Early stages of cesium adsorption on the As-richc(2×8)reconstruction of GaAs(001): Adsorption sites and Cs-induced chemical bonds

Abstract

We investigate the adsorption of Cs on the As-rich $c(2\mathrm{}\times 8)/(2\times 4)$ reconstruction of GaAs(001) at low coverages using a combination of theoretical and experimental techniques. Density-functional-theory local-density-approximation total-energy calculations and x-ray diffraction experiments find only minimal Cs-induced surface relaxation and identify three preferential adsorption sites within the partially disordered overlayer.
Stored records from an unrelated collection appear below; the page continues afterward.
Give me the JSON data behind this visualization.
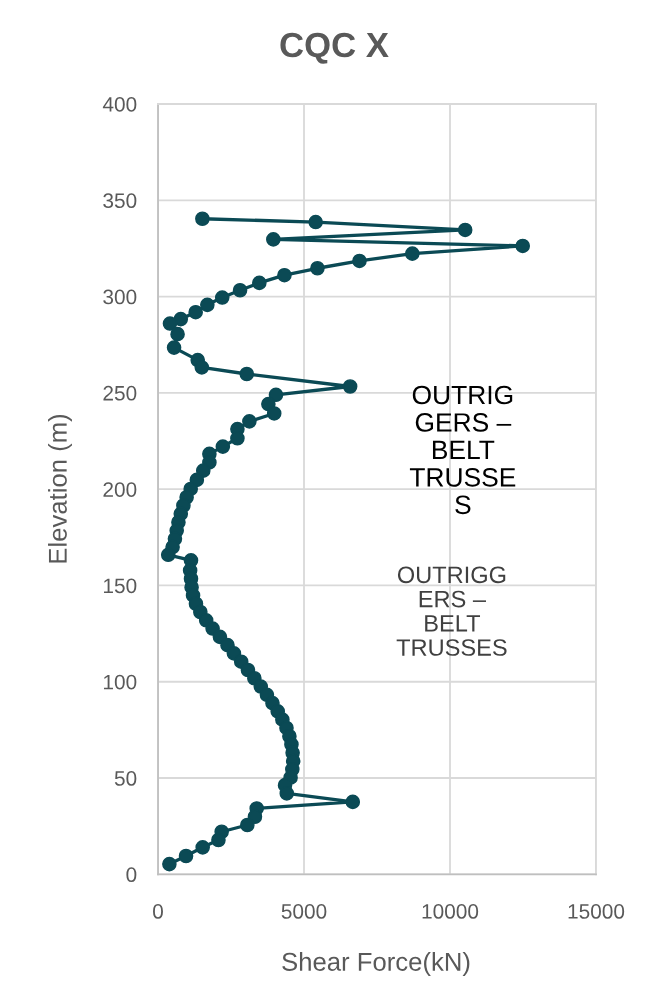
{
  "chart_data": {
    "type": "line",
    "title": "CQC X",
    "xlabel": "Shear Force(kN)",
    "ylabel": "Elevation (m)",
    "series": [
      {
        "color": "#0b4a55",
        "x": [
          1520,
          5400,
          10520,
          3950,
          12490,
          8710,
          6900,
          5460,
          4330,
          3470,
          2810,
          2200,
          1690,
          1290,
          780,
          410,
          670,
          550,
          1360,
          1500,
          3040,
          6580,
          4040,
          3780,
          3980,
          3130,
          2720,
          2720,
          2220,
          1760,
          1760,
          1550,
          1330,
          1120,
          980,
          870,
          780,
          700,
          640,
          580,
          500,
          350,
          1130,
          1100,
          1130,
          1150,
          1200,
          1300,
          1450,
          1650,
          1870,
          2120,
          2380,
          2600,
          2850,
          3080,
          3300,
          3520,
          3730,
          3920,
          4100,
          4260,
          4400,
          4500,
          4570,
          4610,
          4630,
          4600,
          4540,
          4350,
          4410,
          6670,
          3380,
          3320,
          3060,
          2180,
          2070,
          1530,
          960,
          390
        ],
        "values": [
          340.4,
          338.7,
          334.6,
          329.7,
          326.3,
          322.3,
          318.5,
          314.7,
          311.1,
          307.1,
          303.3,
          299.5,
          295.7,
          291.9,
          288.3,
          286.0,
          280.5,
          273.5,
          267.0,
          263.2,
          259.8,
          253.3,
          249.0,
          244.2,
          239.3,
          235.2,
          231.2,
          226.4,
          222.1,
          218.3,
          213.9,
          209.6,
          204.8,
          200.1,
          195.8,
          191.5,
          187.2,
          182.8,
          178.5,
          174.2,
          169.9,
          165.9,
          163.0,
          157.8,
          153.5,
          149.1,
          144.8,
          140.5,
          136.2,
          131.9,
          127.6,
          123.3,
          119.0,
          114.7,
          110.4,
          106.1,
          101.8,
          97.5,
          93.2,
          88.9,
          84.6,
          80.3,
          76.0,
          71.7,
          67.4,
          63.1,
          58.8,
          54.5,
          50.2,
          46.3,
          42.0,
          37.6,
          34.2,
          29.9,
          25.6,
          22.1,
          17.8,
          14.0,
          9.5,
          5.3
        ]
      }
    ],
    "xlim": [
      0,
      15000
    ],
    "ylim": [
      0,
      400
    ],
    "xticks": [
      0,
      5000,
      10000,
      15000
    ],
    "yticks": [
      0,
      50,
      100,
      150,
      200,
      250,
      300,
      350,
      400
    ],
    "grid": true,
    "marker": "circle",
    "line_style": "solid",
    "annotations": [
      "OUTRIG\nGERS –\nBELT\nTRUSSE\nS",
      "OUTRIGG\nERS –\nBELT\nTRUSSES"
    ]
  }
}
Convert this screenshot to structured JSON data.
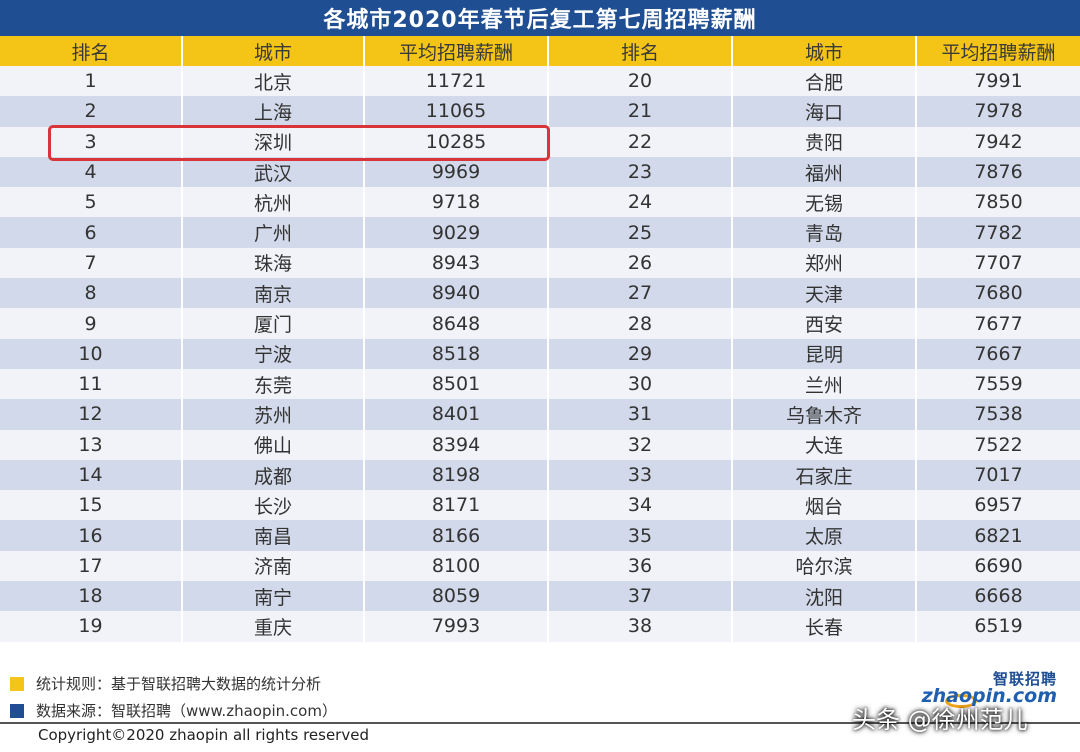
{
  "title": "各城市2020年春节后复工第七周招聘薪酬",
  "columns": [
    "排名",
    "城市",
    "平均招聘薪酬",
    "排名",
    "城市",
    "平均招聘薪酬"
  ],
  "rows": [
    [
      "1",
      "北京",
      "11721",
      "20",
      "合肥",
      "7991"
    ],
    [
      "2",
      "上海",
      "11065",
      "21",
      "海口",
      "7978"
    ],
    [
      "3",
      "深圳",
      "10285",
      "22",
      "贵阳",
      "7942"
    ],
    [
      "4",
      "武汉",
      "9969",
      "23",
      "福州",
      "7876"
    ],
    [
      "5",
      "杭州",
      "9718",
      "24",
      "无锡",
      "7850"
    ],
    [
      "6",
      "广州",
      "9029",
      "25",
      "青岛",
      "7782"
    ],
    [
      "7",
      "珠海",
      "8943",
      "26",
      "郑州",
      "7707"
    ],
    [
      "8",
      "南京",
      "8940",
      "27",
      "天津",
      "7680"
    ],
    [
      "9",
      "厦门",
      "8648",
      "28",
      "西安",
      "7677"
    ],
    [
      "10",
      "宁波",
      "8518",
      "29",
      "昆明",
      "7667"
    ],
    [
      "11",
      "东莞",
      "8501",
      "30",
      "兰州",
      "7559"
    ],
    [
      "12",
      "苏州",
      "8401",
      "31",
      "乌鲁木齐",
      "7538"
    ],
    [
      "13",
      "佛山",
      "8394",
      "32",
      "大连",
      "7522"
    ],
    [
      "14",
      "成都",
      "8198",
      "33",
      "石家庄",
      "7017"
    ],
    [
      "15",
      "长沙",
      "8171",
      "34",
      "烟台",
      "6957"
    ],
    [
      "16",
      "南昌",
      "8166",
      "35",
      "太原",
      "6821"
    ],
    [
      "17",
      "济南",
      "8100",
      "36",
      "哈尔滨",
      "6690"
    ],
    [
      "18",
      "南宁",
      "8059",
      "37",
      "沈阳",
      "6668"
    ],
    [
      "19",
      "重庆",
      "7993",
      "38",
      "长春",
      "6519"
    ]
  ],
  "highlighted_row_rank": "3",
  "notes": [
    {
      "text": "统计规则：基于智联招聘大数据的统计分析",
      "color": "#f4c417"
    },
    {
      "text": "数据来源：智联招聘（www.zhaopin.com）",
      "color": "#1f4e93"
    }
  ],
  "copyright": "Copyright©2020 zhaopin all rights reserved",
  "logo": {
    "zh": "智联招聘",
    "en": "zhaopin.com"
  },
  "watermark": "头条 @徐州范儿",
  "colors": {
    "title_bg": "#1f4e93",
    "header_bg": "#f4c417",
    "row_light": "#f1f3f8",
    "row_dark": "#d2d9ea",
    "highlight": "#d9343a"
  }
}
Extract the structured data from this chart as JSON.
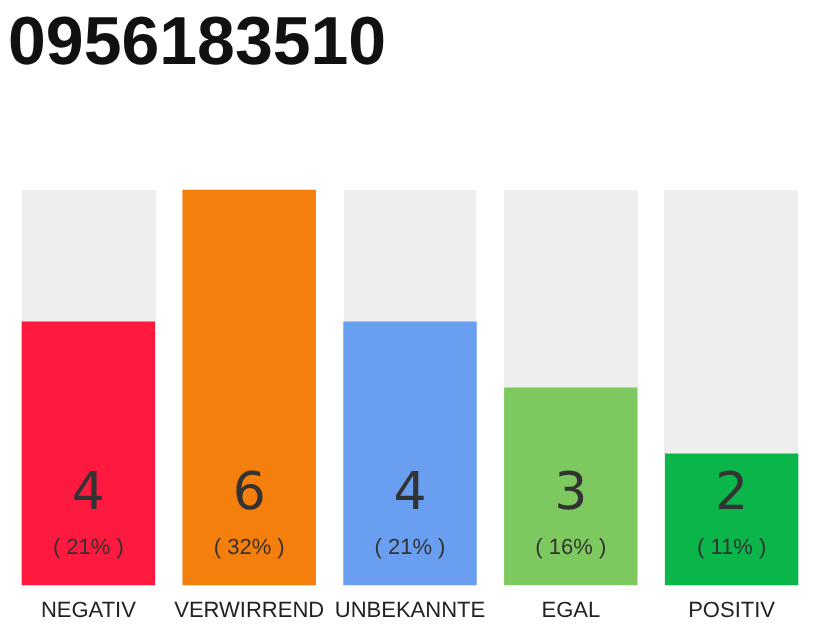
{
  "chart_data": {
    "type": "bar",
    "title": "0956183510",
    "categories": [
      "NEGATIV",
      "VERWIRREND",
      "UNBEKANNTE",
      "EGAL",
      "POSITIV"
    ],
    "values": [
      4,
      6,
      4,
      3,
      2
    ],
    "colors": [
      "#fe1a3e",
      "#f57f0c",
      "#6a9ef0",
      "#7ec95f",
      "#0ab54a"
    ],
    "ylim": [
      0,
      6
    ],
    "tick_labels": "x",
    "grid": false,
    "legend": false,
    "data_labels": true,
    "annotations": [
      "( 21% )",
      "( 32% )",
      "( 21% )",
      "( 16% )",
      "( 11% )"
    ]
  }
}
These sites are, in order of decreasing occupation probability, the arsenic dimer bridge D site, the gallium dangling bond $T_2^{\prime }$ site, and the arsenic $T_3$ trench site. Detailed analysis of the wave functions and electronic charge densities allows us to clarify the bonding mechanisms at the three sites. At the gallium site, the bonding is strongly ionic and involves significant charge transfer to a new Cs-induced state reminiscent of the $p_z$ orbital of the gallium atom in the ${\mathrm{sp}}^{{}_2}$ configuration. In sharp contrast, at the arsenic sites, the charge transfer is minimal and the bonding rather occurs through mixing with a relatively delocalized state of the clean surface. The ionization energy decreases are estimated and compared for the three sites.